I posted about the alarming outbreak of protectionism here. In the FT today, the Lex column (page 14) emphasizes the seriousness of this development with some dark humor:

"The Luxembourg Chamber of Commerce is the latest entrant in the contest to find the world's most protectionist organisation. Competition is firece for this dubious accolade. The US Congress and the governments of France and Spain are all strong contenders."
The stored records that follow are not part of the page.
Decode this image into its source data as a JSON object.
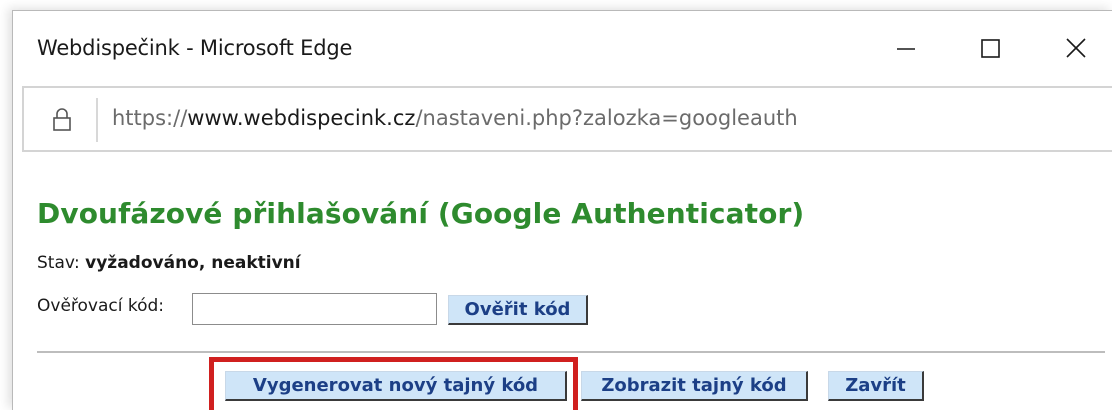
{
  "window": {
    "title": "Webdispečink - Microsoft Edge",
    "icons": {
      "minimize": "minimize-icon",
      "maximize": "maximize-icon",
      "close": "close-icon"
    }
  },
  "addressbar": {
    "lock_icon": "lock-icon",
    "scheme": "https://",
    "host": "www.webdispecink.cz",
    "path": "/nastaveni.php?zalozka=googleauth"
  },
  "page": {
    "heading": "Dvoufázové přihlašování (Google Authenticator)",
    "status_label": "Stav: ",
    "status_value": "vyžadováno, neaktivní",
    "code_label": "Ověřovací kód:",
    "code_value": "",
    "verify_button": "Ověřit kód",
    "generate_button": "Vygenerovat nový tajný kód",
    "show_button": "Zobrazit tajný kód",
    "close_button": "Zavřít"
  },
  "colors": {
    "heading": "#2e8b2e",
    "button_bg": "#cfe5f8",
    "button_text": "#1c3f86",
    "highlight": "#d0201f"
  }
}
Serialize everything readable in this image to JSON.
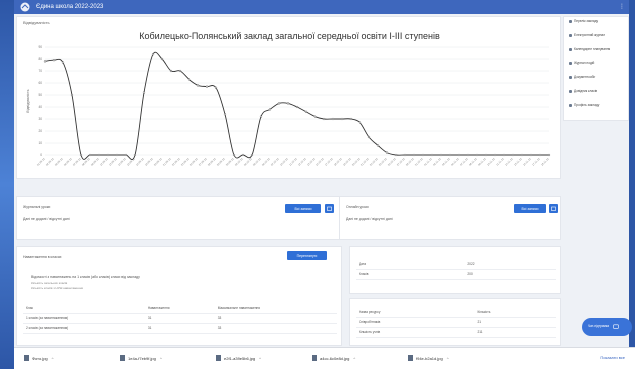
{
  "topbar": {
    "title": "Єдина школа 2022-2023"
  },
  "breadcrumb": "Відвідуваність",
  "chart_data": {
    "type": "line",
    "title": "Кобилецько-Полянський заклад загальної середньої освіти І-ІІІ ступенів",
    "ylabel": "Відвідуваність",
    "ylim": [
      0,
      90
    ],
    "yticks": [
      0,
      10,
      20,
      30,
      40,
      50,
      60,
      70,
      80,
      90
    ],
    "x": [
      "01.09.22",
      "02.09.22",
      "05.09.22",
      "06.09.22",
      "07.09.22",
      "08.09.22",
      "09.09.22",
      "12.09.22",
      "13.09.22",
      "14.09.22",
      "15.09.22",
      "16.09.22",
      "19.09.22",
      "20.09.22",
      "21.09.22",
      "22.09.22",
      "23.09.22",
      "26.09.22",
      "27.09.22",
      "28.09.22",
      "29.09.22",
      "30.09.22",
      "03.10.22",
      "04.10.22",
      "05.10.22",
      "06.10.22",
      "07.10.22",
      "10.10.22",
      "11.10.22",
      "12.10.22",
      "13.10.22",
      "14.10.22",
      "17.10.22",
      "18.10.22",
      "19.10.22",
      "20.10.22",
      "21.10.22",
      "24.10.22",
      "25.10.22",
      "26.10.22",
      "27.10.22",
      "28.10.22",
      "31.10.22",
      "01.11.22",
      "02.11.22",
      "03.11.22",
      "04.11.22",
      "07.11.22",
      "08.11.22",
      "09.11.22",
      "10.11.22",
      "11.11.22",
      "14.11.22",
      "15.11.22",
      "16.11.22",
      "17.11.22",
      "18.11.22"
    ],
    "series": [
      {
        "values": [
          78,
          79,
          77,
          50,
          0,
          0,
          0,
          0,
          0,
          0,
          0,
          52,
          84,
          80,
          70,
          70,
          63,
          58,
          57,
          56,
          34,
          0,
          0,
          0,
          32,
          38,
          43,
          43,
          40,
          36,
          32,
          30,
          30,
          30,
          30,
          27,
          15,
          8,
          2,
          0,
          0,
          0,
          0,
          0,
          0,
          0,
          0,
          0,
          0,
          0,
          0,
          0,
          0,
          0,
          0,
          0,
          0
        ]
      }
    ],
    "grid": true
  },
  "panel_left_top": {
    "title": "Журнальні уроки",
    "subtitle": "",
    "note": "Дані не додані / відсутні дані",
    "button": "Всі записи"
  },
  "panel_right_top": {
    "title": "Онлайн уроки",
    "subtitle": "",
    "note": "Дані не додані / відсутні дані",
    "button": "Всі записи"
  },
  "panel_left_bottom": {
    "title": "Навантаження в класах",
    "button": "Переглянути",
    "info": [
      "Відомості з навантажень на 1 класів (або класів) класи від закладу",
      "Кількість загальних класів",
      "Кількість класів з НУШ навантаження"
    ],
    "table": {
      "headers": [
        "Клас",
        "Навантаження",
        "Максимальне навантаження"
      ],
      "rows": [
        [
          "1 класів (за навантаженням)",
          "31",
          "33"
        ],
        [
          "2 класів (за навантаженням)",
          "31",
          "33"
        ]
      ]
    }
  },
  "panel_right_mid": {
    "rows": [
      [
        "Дата",
        "2022"
      ],
      [
        "Класів",
        "200"
      ]
    ]
  },
  "panel_right_bottom": {
    "headers": [
      "Назва ресурсу",
      "Кількість"
    ],
    "rows": [
      [
        "Співробітників",
        "21"
      ],
      [
        "Кількість учнів",
        "211"
      ]
    ]
  },
  "side_menu": [
    "Перелік закладу",
    "Електронний журнал",
    "Календарне планування",
    "Журнал подій",
    "Документообіг",
    "Довідник класів",
    "Профіль закладу"
  ],
  "helper": {
    "label": "Чат-підтримка"
  },
  "downloads": [
    {
      "name": "Фото.jpg"
    },
    {
      "name": "1e4a-f7eb9f.jpg"
    },
    {
      "name": "e2f1-a39e5b6.jpg"
    },
    {
      "name": "a4cc-6c0e8d.jpg"
    },
    {
      "name": "f94e-b2a1d.jpg"
    }
  ],
  "download_show_all": "Показати все",
  "colors": {
    "accent": "#3e67bd",
    "button": "#2f6fd6",
    "line": "#333333"
  }
}
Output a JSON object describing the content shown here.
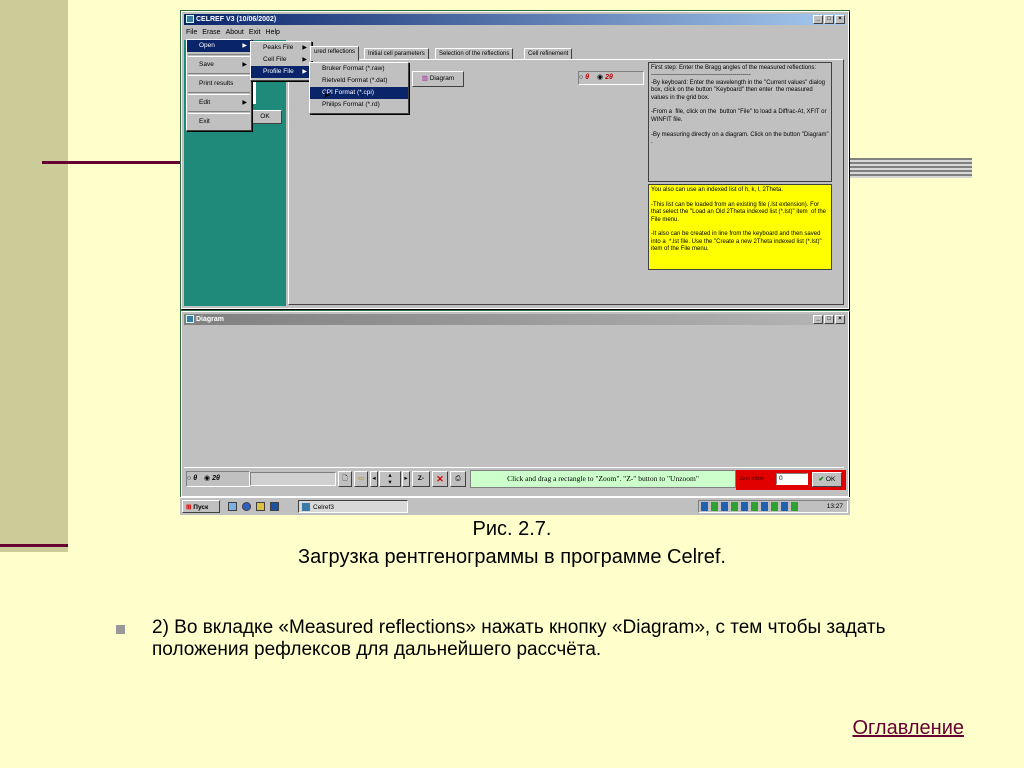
{
  "celref": {
    "title": "CELREF V3 (10/06/2002)",
    "menu": [
      "File",
      "Erase",
      "About",
      "Exit",
      "Help"
    ],
    "file_menu": [
      "Open",
      "Save",
      "Print results",
      "Edit",
      "Exit"
    ],
    "open_submenu": [
      "Peaks File",
      "Cell File",
      "Profile File"
    ],
    "profile_submenu": [
      "Bruker Format (*.raw)",
      "Rietveld Format (*.dat)",
      "CPI Format (*.cpi)",
      "Philips Format (*.rd)"
    ],
    "tabs": [
      "ured reflections",
      "Initial cell parameters",
      "Selection of the reflections",
      "Cell refinement"
    ],
    "diagram_button": "Diagram",
    "ok_button": "OK",
    "theta_option": "θ",
    "twotheta_option": "2θ",
    "info_first": "First step: Enter the Bragg angles of the measured reflections:\n--------------------------------------------------\n-By keyboard: Enter the wavelength in the \"Current values\" dialog box, click on the button \"Keyboard\" then enter  the measured values in the grid box.\n\n-From a  file, click on the  button \"File\" to load a Diffrac-At, XFIT or WINFIT file.\n\n-By measuring directly on a diagram. Click on the button \"Diagram\" .",
    "info_second": "You also can use an indexed list of h, k, l, 2Theta.\n\n-This list can be loaded from an existing file (.lst extension). For that select the \"Load an Old 2Theta indexed list (*.lst)\" item  of the File menu.\n\n-It also can be created in line from the keyboard and then saved into a  *.lst file. Use the \"Create a new 2Theta indexed list (*.lst)\" item of the File menu."
  },
  "diagram": {
    "title": "Diagram",
    "theta_option": "θ",
    "twotheta_option": "2θ",
    "zoom_button": "Z-",
    "hint": "Click and drag a rectangle to \"Zoom\".  \"Z-\" button to \"Unzoom\"",
    "zero_offset_label": "Zero offset",
    "zero_offset_value": "0",
    "ok_button": "OK"
  },
  "taskbar": {
    "start": "Пуск",
    "task": "Celref3",
    "clock": "13:27"
  },
  "caption": {
    "fig": "Рис. 2.7.",
    "text": "Загрузка рентгенограммы в программе Celref."
  },
  "bullet": "2) Во вкладке «Measured reflections» нажать кнопку «Diagram», с тем чтобы задать положения рефлексов для дальнейшего рассчёта.",
  "toc_link": "Оглавление"
}
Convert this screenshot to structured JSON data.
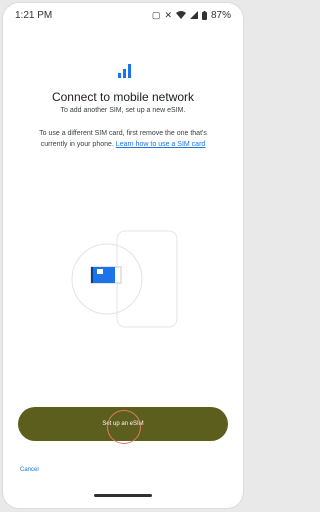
{
  "status_bar": {
    "time": "1:21 PM",
    "battery_percent": "87%",
    "icons": [
      "nfc-icon",
      "mute-icon",
      "wifi-icon",
      "cellular-icon",
      "battery-icon"
    ]
  },
  "header": {
    "title": "Connect to mobile network",
    "subtitle": "To add another SIM, set up a new eSIM."
  },
  "body": {
    "description": "To use a different SIM card, first remove the one that's currently in your phone.",
    "link_text": "Learn how to use a SIM card"
  },
  "actions": {
    "primary_label": "Set up an eSIM",
    "cancel_label": "Cancel"
  },
  "colors": {
    "primary_button": "#5b5e1c",
    "link": "#1a73e8",
    "accent": "#1a73e8",
    "tap_indicator": "#e07a5f"
  }
}
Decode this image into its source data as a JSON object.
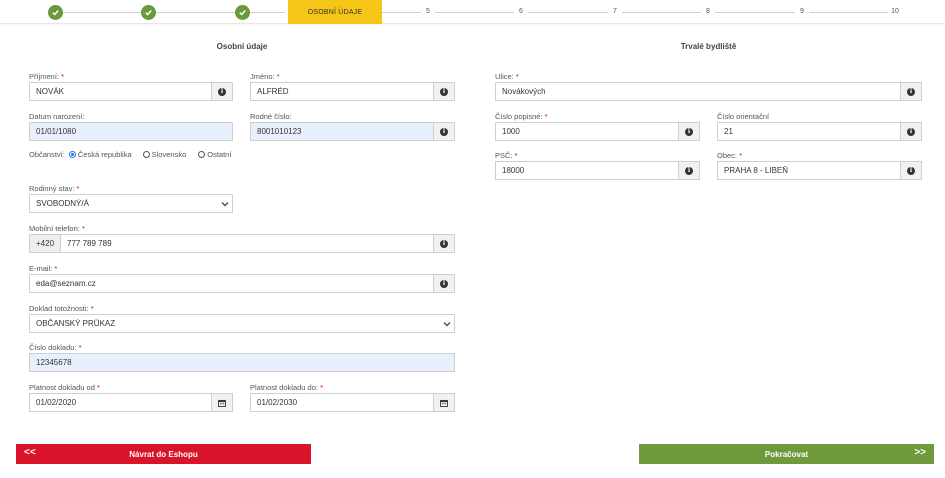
{
  "stepper": {
    "active_label": "OSOBNÍ ÚDAJE",
    "steps": [
      "5",
      "6",
      "7",
      "8",
      "9",
      "10"
    ]
  },
  "sections": {
    "personal": "Osobní údaje",
    "address": "Trvalé bydliště"
  },
  "personal": {
    "surname": {
      "label": "Příjmení: ",
      "value": "NOVÁK"
    },
    "firstname": {
      "label": "Jméno: ",
      "value": "ALFRÉD"
    },
    "birthdate": {
      "label": "Datum narození:",
      "value": "01/01/1080"
    },
    "birthnumber": {
      "label": "Rodné číslo:",
      "value": "8001010123"
    },
    "citizenship": {
      "label": "Občanství:",
      "options": [
        "Česká republika",
        "Slovensko",
        "Ostatní"
      ],
      "selected": "Česká republika"
    },
    "marital": {
      "label": "Rodinný stav: ",
      "value": "SVOBODNÝ/Á"
    },
    "phone": {
      "label": "Mobilní telefon: ",
      "prefix": "+420",
      "value": "777 789 789"
    },
    "email": {
      "label": "E-mail: ",
      "value": "eda@seznam.cz"
    },
    "idtype": {
      "label": "Doklad totožnosti: ",
      "value": "OBČANSKÝ PRŮKAZ"
    },
    "idnumber": {
      "label": "Číslo dokladu: ",
      "value": "12345678"
    },
    "valid_from": {
      "label": "Platnost dokladu od ",
      "value": "01/02/2020"
    },
    "valid_to": {
      "label": "Platnost dokladu do: ",
      "value": "01/02/2030"
    }
  },
  "address": {
    "street": {
      "label": "Ulice: ",
      "value": "Novákových"
    },
    "house_no": {
      "label": "Číslo popisné: ",
      "value": "1000"
    },
    "orient_no": {
      "label": "Číslo orientační",
      "value": "21"
    },
    "zip": {
      "label": "PSČ: ",
      "value": "18000"
    },
    "city": {
      "label": "Obec: ",
      "value": "PRAHA 8 - LIBEŇ"
    }
  },
  "required_mark": "*",
  "buttons": {
    "back": "Návrat do Eshopu",
    "next": "Pokračovat",
    "back_chevron": "<<",
    "next_chevron": ">>"
  },
  "colors": {
    "done": "#6a9a3a",
    "active": "#f5c518",
    "back": "#d9132a",
    "next": "#6e9a3c",
    "autofill": "#e8f0fe"
  },
  "icons": {
    "info": "info-icon",
    "calendar": "calendar-icon",
    "check": "check-icon",
    "select": "chevron-down-icon"
  }
}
Watch these developments closely. Protectionism - not an oil shock, not adjustable mortgages resetting, not the trade deficit (read this) - will be the source of any global economic crisis in our future. Senators Schumer (D-NY) and Graham (R-SC) are traveling to China to do some assessing before they decide on proposing trade tariffs on Chinese goods. Let's hope the food agrees with them and they have an otherwise fantastic time, so we are all spared the bipartisan idiocy that this duo is flogging. Lives are at stake. I am not exaggerating. Global depression was a major contributing factor to the rise of illiberal regimes preceding World War II. Do Schumer and Graham want to have a place in history alongside Reed Smoot and Willis C. Hawley?

1 Comments:

Blogger Donny Baseball said...

The link actually is related to an item on the trade deficit. I agree that we should use leverage to get the Chinese to respect IP although tariffs would still be a dicey tactic. I would only support highly targeted tariffs at products that clearly violate IP, e.g. if the Chinese started exporting cars with patented engine technology. In the long run the Chinese are going to produce something patentable and the world might be inclined to steal their IP if they don't come around between now and then. So it would behoove them to shape up, and the best tactic is to stick to free-trade principles and persuade them of their long term best interest.